A Reeb graph (above) provides an overview of particle flow during the simulation by summarizing all possible paths of particle flow through a two-dimensional space packed with uniform spheres (right). The technique allows investigators to avoid downloading much of the simulation data. (Lawrence Berkeley National Laboratory.)

 

 

 

 

 

 

 

 

 

 

 

 

Here’s a challenge: Try understanding the action in a movie that has 999 of a thousand frames missing. It might be possible to glean some idea of what’s happening, but the missing frames are likely to contain information crucial to comprehending the plot.

That’s the situation facing high-performance computing (HPC) as it moves to the petascale (quadrillions of calculations per second) and beyond. Many simulations already generate much more data than can be effectively stored and analyzed.

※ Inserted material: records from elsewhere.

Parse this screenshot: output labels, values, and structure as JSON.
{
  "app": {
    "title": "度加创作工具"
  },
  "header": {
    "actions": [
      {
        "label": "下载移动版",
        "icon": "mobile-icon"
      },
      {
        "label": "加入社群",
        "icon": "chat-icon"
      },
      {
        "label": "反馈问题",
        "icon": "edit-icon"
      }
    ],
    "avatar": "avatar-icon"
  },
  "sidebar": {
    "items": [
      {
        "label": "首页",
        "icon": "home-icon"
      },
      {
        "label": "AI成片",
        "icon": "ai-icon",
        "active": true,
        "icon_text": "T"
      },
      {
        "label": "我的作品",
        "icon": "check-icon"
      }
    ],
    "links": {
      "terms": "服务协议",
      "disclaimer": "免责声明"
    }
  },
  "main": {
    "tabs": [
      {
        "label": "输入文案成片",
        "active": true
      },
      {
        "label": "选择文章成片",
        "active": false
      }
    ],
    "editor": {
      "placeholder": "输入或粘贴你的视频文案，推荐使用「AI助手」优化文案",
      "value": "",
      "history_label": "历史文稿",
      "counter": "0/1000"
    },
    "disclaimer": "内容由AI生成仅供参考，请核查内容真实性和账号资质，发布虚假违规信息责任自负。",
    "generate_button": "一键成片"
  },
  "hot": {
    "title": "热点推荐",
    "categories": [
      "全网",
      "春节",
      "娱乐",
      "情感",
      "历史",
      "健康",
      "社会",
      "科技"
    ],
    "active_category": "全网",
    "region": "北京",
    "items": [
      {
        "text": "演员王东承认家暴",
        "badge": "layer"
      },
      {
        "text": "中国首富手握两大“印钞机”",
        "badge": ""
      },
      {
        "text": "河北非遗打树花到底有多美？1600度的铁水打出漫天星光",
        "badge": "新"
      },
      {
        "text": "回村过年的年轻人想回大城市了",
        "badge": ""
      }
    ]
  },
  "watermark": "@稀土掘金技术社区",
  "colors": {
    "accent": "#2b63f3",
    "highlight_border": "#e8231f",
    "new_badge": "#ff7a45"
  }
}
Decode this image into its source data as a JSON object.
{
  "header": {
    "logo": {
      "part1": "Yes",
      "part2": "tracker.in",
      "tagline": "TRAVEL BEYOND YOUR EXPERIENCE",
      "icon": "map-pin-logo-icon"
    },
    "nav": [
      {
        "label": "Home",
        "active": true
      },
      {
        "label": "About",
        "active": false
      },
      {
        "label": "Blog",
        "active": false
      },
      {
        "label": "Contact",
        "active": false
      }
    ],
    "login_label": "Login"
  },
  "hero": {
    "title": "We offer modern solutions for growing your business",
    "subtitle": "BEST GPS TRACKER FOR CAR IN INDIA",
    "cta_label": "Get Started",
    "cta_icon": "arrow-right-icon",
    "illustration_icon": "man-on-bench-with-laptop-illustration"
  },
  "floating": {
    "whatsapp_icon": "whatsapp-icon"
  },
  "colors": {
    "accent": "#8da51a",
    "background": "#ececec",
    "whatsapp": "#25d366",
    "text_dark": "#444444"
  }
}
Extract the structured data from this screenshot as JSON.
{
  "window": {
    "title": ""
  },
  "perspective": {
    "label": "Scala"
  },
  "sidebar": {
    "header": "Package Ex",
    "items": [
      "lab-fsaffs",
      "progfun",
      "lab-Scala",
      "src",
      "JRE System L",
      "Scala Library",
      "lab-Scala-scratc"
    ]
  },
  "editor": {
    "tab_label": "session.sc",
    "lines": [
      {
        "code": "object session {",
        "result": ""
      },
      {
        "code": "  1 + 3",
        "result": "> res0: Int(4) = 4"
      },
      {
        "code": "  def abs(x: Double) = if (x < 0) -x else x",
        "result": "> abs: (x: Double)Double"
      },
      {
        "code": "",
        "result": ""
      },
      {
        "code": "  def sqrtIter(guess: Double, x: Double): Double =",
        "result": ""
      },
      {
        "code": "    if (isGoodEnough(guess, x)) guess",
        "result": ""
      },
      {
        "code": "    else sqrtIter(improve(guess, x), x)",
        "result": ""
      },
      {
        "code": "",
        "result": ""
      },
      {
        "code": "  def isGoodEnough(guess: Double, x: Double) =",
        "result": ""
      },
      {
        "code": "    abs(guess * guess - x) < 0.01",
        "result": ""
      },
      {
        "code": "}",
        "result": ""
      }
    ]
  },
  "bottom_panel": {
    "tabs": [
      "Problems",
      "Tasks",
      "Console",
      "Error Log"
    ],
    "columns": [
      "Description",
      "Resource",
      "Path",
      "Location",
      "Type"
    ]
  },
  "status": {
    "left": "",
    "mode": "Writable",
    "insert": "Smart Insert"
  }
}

To cope with the situation, researchers sample regular time steps and likely miss interesting behavior. It’s akin to stepping out for popcorn just when Darth Vader tells Luke Skywalker he’s his father. Nothing that happens afterward makes much sense without the missing information.

This disconnect is inspiring Lawrence Berkeley National Laboratory’s visualization group to create a new generation of data analytics and visualization to meet that challenge.

As HPC reaches toward the exascale (a thousand times faster than petascale), a vastly increased number of essentially independent computing cores will make data movement a major bottleneck, says Gunther Weber, a research scientist in the Berkeley Lab visualization group. The current pattern of serially running a large simulation, dumping the data to disk and then doing post-processing analytics and visualization must change, he says; analytics will need to be built into simulations.

As a first step toward that goal, Weber and his research team are embedding data analytics into NYX, a simulation used to explore the behavior of matter in deep space. NYX, developed by Ann Almgren and her colleagues at the lab’s Center for Computational Sciences and Engineering, uses a technique called adaptive mesh refinement in a nested hierarchy of uniform grids that follows matter distribution in both space and time. The cosmology simulations, led by Peter Nugent, Berkeley Lab senior staff scientist, aim to pin down the balance of forces that lead to matter clustering that matches deep space observations. (See sidebar, “Going deep.”)

“These are large, large simulations,” Nugent says. “You need to have the analysis tools embedded in the simulation because you can’t dump out this data every single time step and look at things. Any time you move from memory to somewhere else, it’s painful.”